Student blog: Friendships forged in the red dust of the Pilbara
Author: Molly of Year 9
17 Oct 2016
I’d read about the West Australian town of Jigalong in Doris Pilkington Garimara’s book Follow the Rabbit-Proof Fence. I’d even seen it on the big screen when the novel was made into a feature film to tell the story of the Stolen Generation. But never did I expect this remote rural community in northeast WA to be so different.
It was dark when our Service Learning group arrived at the Indigenous community located two hours from Perth, on the western fringe of the Gibson Desert. The lack of light masked the town’s simple, unique beauty. It had just one shop, a school, a red post box, a few single-storey tin houses, and a junkyard littered with battered old cars. Our tour of the town was over almost before it had started!
But the friendships and memories made with the children of the Martu tribe will last a lifetime.
For our service learning project, we worked as leaders for the Jigalong school holiday program; organising sporting games, craft activities and tie-dying t-shirts. We also assisted a volunteer organisation, Fair Game, with hygiene education – particularly the importance of washing hands.
What surprised me most about the community was how welcoming they were, and how happy they were to have us there.
The Martu people have lived in the Australian outback for more than 60,000 years – they are considered to be oldest tribe in the world. Still today many have limited contact with the outside world.

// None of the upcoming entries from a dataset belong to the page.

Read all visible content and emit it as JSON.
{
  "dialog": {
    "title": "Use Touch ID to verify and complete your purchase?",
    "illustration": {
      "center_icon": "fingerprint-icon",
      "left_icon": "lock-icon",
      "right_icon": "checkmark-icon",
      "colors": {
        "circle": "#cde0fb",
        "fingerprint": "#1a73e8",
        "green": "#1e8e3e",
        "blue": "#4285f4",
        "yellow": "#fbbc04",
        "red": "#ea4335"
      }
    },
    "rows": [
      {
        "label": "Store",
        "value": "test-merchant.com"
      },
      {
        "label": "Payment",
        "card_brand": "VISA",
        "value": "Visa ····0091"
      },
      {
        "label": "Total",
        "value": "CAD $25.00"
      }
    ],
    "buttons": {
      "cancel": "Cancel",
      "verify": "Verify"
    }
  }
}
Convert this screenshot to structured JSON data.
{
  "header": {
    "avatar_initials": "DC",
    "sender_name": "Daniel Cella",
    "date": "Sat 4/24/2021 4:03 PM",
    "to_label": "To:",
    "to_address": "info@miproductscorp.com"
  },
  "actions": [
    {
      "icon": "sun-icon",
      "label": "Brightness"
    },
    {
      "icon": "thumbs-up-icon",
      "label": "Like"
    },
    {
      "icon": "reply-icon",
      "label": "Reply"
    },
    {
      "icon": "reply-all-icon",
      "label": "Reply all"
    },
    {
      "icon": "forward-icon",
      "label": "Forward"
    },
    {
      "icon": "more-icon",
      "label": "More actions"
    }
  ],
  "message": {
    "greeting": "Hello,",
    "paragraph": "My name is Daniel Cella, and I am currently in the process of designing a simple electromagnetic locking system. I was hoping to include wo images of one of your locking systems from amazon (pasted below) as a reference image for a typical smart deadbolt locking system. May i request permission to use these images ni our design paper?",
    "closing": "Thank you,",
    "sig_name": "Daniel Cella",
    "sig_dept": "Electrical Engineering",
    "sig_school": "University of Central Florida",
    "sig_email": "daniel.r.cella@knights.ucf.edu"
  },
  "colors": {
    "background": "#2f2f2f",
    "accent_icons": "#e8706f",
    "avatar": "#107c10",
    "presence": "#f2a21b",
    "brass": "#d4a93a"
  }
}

The children spoke in their native Indigenous language, but that wasn’t a barrier. We were able to teach them sporting games, and they taught us games too, such as longball.
It was a privilege for us to spend time with the children of Jigalong. Many miles separate us; our lives are extraordinarily different but we laughed about the same things, enjoyed the same games and share a love for our country. We are all just kids – and that brought us together.
When Dorothea Mackellar described Australia as a sunburnt country, she must have been talking about the deserts of the Pilbara. The dust is red – so red, it gets into your clothes and an orange hue still remains wash after wash. The sky is clear blue, the land is so vast and the gorges so stunning they take your breath away.
From Jigalong, we drove for three and a half hours on red, dusty, straight road north to the Karjini National Park. Gorge after gorge, somehow, each one seemed to be more beautiful than the last. The towering cliff faces with sandy waves of colour from the layers of rock and turquoise waters creating a passage through their heart. Our time spent there was magnificent. We watched the sun rise and shared stories under the starlit sky.
Ours was the first group from Wenona to go to the Pilbara pioneering the way – and we trust we won't be the last.